OECD Health Statistics 2015: Reductions in spending

Many European countries saw further reductions in health spending in 2013, according to OECD Health Statistics 2015. Health spending continued to shrink in Greece, Italy and Portugal in 2013. Most countries in the European Union reported real per capita health spending below the levels of 2009. Outside of Europe, health spending has been growing at around 2.5% per year since 2010.

Health spending growth has generally in line with economic growth, so health expenditure as a share of GDP remained stable relative to 2012. This is in contrast to the years leading up to the economic crisis, when health spending strongly outpaced the rest of the economy. In 2013, health spending excluding investment as a share of GDP was 8.9%, ranking from 5.1% in Turkey to 16.4% in the United States.

Outside of the European Union, average real growth in health spending was around 2.6% in 2013, bolstered by strong growth in Asia and South America. In Chile and Korea, health spending growth was above 5% in 2013; the level of per capita spending has increased in both by close to 25% in real terms since 2009.

Figures for Canada show a continuing trend of health spending growth below that of economic growth. In the United States, health spending grew by 1.5% in 2013, less than half the average annual growth rate in the United States prior to 2009. The latest available forecasts show faster growth in 2014 as more Americans get health insurance.

Preliminary growth figures for a dozen OECD countries suggest a similar modest increase in spending overall in 2014, but with growth remaining well below the pre-crisis levels.

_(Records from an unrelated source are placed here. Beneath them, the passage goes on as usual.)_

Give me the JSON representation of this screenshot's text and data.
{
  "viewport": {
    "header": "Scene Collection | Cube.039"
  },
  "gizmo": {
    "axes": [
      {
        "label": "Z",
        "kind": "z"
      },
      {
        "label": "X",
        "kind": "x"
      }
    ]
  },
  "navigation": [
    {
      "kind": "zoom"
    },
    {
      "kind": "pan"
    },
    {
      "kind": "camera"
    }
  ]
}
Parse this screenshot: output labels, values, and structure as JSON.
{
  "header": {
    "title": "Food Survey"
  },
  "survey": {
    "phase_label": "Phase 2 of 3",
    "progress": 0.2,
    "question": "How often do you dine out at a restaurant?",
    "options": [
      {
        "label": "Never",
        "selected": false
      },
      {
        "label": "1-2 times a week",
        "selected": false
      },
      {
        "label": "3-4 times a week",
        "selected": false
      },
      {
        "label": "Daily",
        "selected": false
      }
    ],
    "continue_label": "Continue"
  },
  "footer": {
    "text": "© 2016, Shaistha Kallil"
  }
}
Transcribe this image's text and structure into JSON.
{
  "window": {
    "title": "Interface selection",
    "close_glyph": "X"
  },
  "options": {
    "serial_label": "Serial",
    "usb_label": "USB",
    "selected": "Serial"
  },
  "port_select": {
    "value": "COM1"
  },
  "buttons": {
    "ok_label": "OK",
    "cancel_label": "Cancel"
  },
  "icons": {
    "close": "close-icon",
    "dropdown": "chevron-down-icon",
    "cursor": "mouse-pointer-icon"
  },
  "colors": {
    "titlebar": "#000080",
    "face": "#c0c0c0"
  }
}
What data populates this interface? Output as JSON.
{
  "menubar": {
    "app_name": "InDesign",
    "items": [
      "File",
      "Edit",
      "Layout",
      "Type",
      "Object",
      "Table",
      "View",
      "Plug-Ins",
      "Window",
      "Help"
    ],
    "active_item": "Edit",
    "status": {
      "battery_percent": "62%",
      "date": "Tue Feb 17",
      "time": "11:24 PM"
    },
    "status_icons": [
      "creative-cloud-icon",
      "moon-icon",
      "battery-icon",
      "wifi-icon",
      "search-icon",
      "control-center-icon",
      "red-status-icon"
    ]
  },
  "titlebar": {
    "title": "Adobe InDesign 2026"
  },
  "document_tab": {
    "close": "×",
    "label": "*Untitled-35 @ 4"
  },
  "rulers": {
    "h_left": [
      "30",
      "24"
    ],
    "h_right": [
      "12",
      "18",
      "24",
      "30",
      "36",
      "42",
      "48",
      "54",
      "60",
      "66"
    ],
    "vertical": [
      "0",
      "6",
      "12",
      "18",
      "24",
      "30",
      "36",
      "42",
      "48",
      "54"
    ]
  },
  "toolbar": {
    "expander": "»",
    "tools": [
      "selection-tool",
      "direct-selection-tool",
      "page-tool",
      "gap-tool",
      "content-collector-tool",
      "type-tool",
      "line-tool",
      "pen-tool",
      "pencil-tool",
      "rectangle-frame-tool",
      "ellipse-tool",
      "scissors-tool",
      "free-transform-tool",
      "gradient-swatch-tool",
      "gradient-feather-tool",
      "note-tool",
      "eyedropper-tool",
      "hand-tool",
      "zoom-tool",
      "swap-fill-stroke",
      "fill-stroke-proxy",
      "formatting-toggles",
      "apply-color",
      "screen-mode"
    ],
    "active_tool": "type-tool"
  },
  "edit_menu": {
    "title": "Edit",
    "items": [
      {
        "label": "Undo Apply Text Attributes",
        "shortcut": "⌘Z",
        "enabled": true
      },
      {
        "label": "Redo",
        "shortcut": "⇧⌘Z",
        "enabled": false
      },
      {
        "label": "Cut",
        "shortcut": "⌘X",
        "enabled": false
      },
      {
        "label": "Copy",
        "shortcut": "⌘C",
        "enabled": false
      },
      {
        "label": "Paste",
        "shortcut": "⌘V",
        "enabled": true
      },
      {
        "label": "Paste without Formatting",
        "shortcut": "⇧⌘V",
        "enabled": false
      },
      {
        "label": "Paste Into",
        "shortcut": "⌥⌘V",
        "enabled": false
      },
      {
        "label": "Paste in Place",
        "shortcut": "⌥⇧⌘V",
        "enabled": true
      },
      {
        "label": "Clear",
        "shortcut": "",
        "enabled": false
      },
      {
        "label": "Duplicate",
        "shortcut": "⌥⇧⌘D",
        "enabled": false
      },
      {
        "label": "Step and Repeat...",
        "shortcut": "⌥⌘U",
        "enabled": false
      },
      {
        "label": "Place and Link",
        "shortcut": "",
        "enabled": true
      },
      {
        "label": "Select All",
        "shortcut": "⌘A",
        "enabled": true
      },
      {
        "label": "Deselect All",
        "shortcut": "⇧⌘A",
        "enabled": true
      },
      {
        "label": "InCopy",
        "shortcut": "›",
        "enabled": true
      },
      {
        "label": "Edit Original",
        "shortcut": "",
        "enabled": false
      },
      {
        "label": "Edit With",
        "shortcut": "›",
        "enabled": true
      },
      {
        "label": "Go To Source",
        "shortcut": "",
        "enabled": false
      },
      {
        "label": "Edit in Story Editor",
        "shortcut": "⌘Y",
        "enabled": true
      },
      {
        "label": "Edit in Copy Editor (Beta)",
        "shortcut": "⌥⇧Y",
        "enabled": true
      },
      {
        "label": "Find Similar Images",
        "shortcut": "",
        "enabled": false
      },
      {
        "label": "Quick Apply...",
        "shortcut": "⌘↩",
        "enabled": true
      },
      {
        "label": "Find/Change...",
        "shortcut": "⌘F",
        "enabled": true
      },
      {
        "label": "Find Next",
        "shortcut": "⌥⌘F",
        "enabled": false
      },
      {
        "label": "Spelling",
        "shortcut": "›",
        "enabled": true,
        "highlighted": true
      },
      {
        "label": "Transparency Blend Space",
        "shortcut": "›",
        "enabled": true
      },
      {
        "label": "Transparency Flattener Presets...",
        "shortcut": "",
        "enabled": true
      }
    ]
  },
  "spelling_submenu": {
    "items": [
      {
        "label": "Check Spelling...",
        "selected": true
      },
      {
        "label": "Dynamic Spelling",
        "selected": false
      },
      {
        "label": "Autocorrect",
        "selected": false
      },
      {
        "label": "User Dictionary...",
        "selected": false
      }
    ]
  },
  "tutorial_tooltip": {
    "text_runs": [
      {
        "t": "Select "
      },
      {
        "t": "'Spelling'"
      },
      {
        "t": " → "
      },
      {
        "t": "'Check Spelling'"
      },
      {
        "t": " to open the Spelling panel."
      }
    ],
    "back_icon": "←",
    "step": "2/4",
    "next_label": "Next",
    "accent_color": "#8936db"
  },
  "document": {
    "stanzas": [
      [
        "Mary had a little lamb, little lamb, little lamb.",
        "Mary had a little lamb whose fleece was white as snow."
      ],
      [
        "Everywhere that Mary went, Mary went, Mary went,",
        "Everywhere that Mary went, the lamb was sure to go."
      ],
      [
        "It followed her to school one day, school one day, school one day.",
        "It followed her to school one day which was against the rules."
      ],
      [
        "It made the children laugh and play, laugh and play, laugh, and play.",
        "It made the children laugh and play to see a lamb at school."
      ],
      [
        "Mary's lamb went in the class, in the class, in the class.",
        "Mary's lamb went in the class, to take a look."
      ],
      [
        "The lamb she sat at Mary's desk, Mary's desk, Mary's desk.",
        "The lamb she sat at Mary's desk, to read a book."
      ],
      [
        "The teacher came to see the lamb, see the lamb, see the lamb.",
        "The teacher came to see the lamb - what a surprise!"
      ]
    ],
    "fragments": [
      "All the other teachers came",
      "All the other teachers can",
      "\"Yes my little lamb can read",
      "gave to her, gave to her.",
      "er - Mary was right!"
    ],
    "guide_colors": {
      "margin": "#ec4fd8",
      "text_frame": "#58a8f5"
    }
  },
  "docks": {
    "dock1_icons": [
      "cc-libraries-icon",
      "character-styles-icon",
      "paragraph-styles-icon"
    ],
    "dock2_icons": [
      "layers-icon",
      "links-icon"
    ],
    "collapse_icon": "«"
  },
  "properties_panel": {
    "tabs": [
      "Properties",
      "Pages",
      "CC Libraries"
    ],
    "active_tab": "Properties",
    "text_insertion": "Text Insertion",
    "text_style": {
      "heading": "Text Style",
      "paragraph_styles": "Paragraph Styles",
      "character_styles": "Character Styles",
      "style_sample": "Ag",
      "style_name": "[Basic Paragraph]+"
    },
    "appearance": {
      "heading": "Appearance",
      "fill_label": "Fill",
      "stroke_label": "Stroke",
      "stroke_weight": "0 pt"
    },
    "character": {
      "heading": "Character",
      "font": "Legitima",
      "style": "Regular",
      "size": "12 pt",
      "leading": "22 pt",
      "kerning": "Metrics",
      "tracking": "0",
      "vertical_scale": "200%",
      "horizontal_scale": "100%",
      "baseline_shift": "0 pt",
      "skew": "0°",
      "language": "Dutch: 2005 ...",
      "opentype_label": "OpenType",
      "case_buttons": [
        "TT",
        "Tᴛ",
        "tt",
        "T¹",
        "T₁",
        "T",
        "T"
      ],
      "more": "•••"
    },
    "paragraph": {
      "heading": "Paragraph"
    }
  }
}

Three-quarters of health spending continues to come from public sources across OECD countries, but cost-containment measures in some countries have led to an increase in the private share – either through private health insurance or direct payments by households. Greece and Portugal have seen the private share of health spending increase by around 4 percentage points since 2009, the largest increases in the OECD, resulting in a third of all health spending coming from private sources in 2013 in both countries.

For medical tourism the positive news is that everywhere is increasingly dependent on private healthcare.